Ainda ouvirei dizer que a minha filosofia entristece tudo, isto porque digo a verdade àqueles que só gostariam que eu lhes dissesse: "Deus, Nosso Senhor fez tudo muito bem".

Ide à igreja, e deixai os filósofos em paz, ou, pelo menos, não lhes exijam que ajustem as suas doutrinas ao vosso catecismo. Recorrei aos filosofastros e encomendai-lhes teorias ao vosso gosto. Não há nada que dê mais prazer ou que seja mais fácil do que perturbar o otimismo dos que ensinam filosofia.

A DÔR DE VIVER

Se o ato da geração fosse somente obra de razão e reflexão, em vez de ser uma necessidade ou uma voluptuosidade, subsistiria a espécie humana? Não sentiríamos piedade pela geração futura, para lhe poupar a dor de viver, ou, ao menos, não hesitaríamos em impor-lhe a sangue frio tão pesada carga?

INVEJA E COMPAIXÃO

Não há uma só pessoa que seja verdadeiriniente digna de inveja; e quantas são dignas de compaixão.

PRANTO, DÔR E ABORRECIMENTO

Nossa razão se obscurece ao considerarmos que as inúmeras estrêlas fixas, que brilham no céu, não têm outro fim senão o de iluminar mundos onde reinam o pranto, a dôr, e onde, no melhor dos casos, só vinga o aborrecimento; pelo menos a julgar pela amostra que conhecemos.

O MUNDO, LUGAR DE EXPIAÇÃO

Brama criou o mundo por uma espécie de pecado ou desvário, e permanece nêle para expiar sua falta.

- Muito bem! - Segundo o budismo, uma perturbação inexplicável criou o mundo, produzindo-se depois um longo repouso na beatitude serena, chamada Nirvana, que será conquistada pela penitência. Perfeitamente.

Para os gregos o mundo e os deuses eram a obra de uma necessidade insondável, explicação admissivel, porque nos satisfaz provisoriamente.

Ormuzd combate com Ariman: isto podemos admitir.

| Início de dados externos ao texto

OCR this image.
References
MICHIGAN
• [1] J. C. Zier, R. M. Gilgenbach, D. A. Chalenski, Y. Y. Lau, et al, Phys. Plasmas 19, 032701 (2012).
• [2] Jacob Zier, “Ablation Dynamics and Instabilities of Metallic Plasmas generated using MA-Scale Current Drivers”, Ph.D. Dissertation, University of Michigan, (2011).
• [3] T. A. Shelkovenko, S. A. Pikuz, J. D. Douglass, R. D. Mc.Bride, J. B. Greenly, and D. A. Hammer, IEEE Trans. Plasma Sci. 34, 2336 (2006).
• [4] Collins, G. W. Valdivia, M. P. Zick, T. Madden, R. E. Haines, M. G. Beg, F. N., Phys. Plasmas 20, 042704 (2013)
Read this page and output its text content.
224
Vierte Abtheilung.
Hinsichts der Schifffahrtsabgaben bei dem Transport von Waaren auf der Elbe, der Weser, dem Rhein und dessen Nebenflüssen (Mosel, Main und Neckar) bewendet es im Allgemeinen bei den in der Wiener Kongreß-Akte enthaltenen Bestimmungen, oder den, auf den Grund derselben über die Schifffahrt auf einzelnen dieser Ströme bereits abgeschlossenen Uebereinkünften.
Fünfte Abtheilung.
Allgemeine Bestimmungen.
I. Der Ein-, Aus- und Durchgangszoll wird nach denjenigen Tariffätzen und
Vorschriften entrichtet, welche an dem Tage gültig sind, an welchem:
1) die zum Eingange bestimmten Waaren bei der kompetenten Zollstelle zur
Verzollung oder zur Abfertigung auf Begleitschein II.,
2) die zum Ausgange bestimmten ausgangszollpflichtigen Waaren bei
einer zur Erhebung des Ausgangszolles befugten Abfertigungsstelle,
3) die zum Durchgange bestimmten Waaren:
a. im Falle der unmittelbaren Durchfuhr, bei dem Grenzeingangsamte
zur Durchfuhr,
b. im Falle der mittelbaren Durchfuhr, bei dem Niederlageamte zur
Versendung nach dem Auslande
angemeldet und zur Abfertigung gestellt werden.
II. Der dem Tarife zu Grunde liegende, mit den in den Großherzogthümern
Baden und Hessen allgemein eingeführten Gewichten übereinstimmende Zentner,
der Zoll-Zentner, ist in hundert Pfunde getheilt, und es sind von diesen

Mas um Deus como esse Jeová, que animi causa, por seu belprazer, criou êste mundo de lágrimas e dôres, e que ainda se alegra e se aplaude de o haver criado, achando-o bom, isso já é demasiado forte. Sob êste ponto de vista, podemos considerar a doutrina dos judeus como a última entre tôdas as que professam os povos civilizados, sobretudo, sendo que tomemos em consideração de ser ela a única que não possui qualquer vestígio de imortalidade.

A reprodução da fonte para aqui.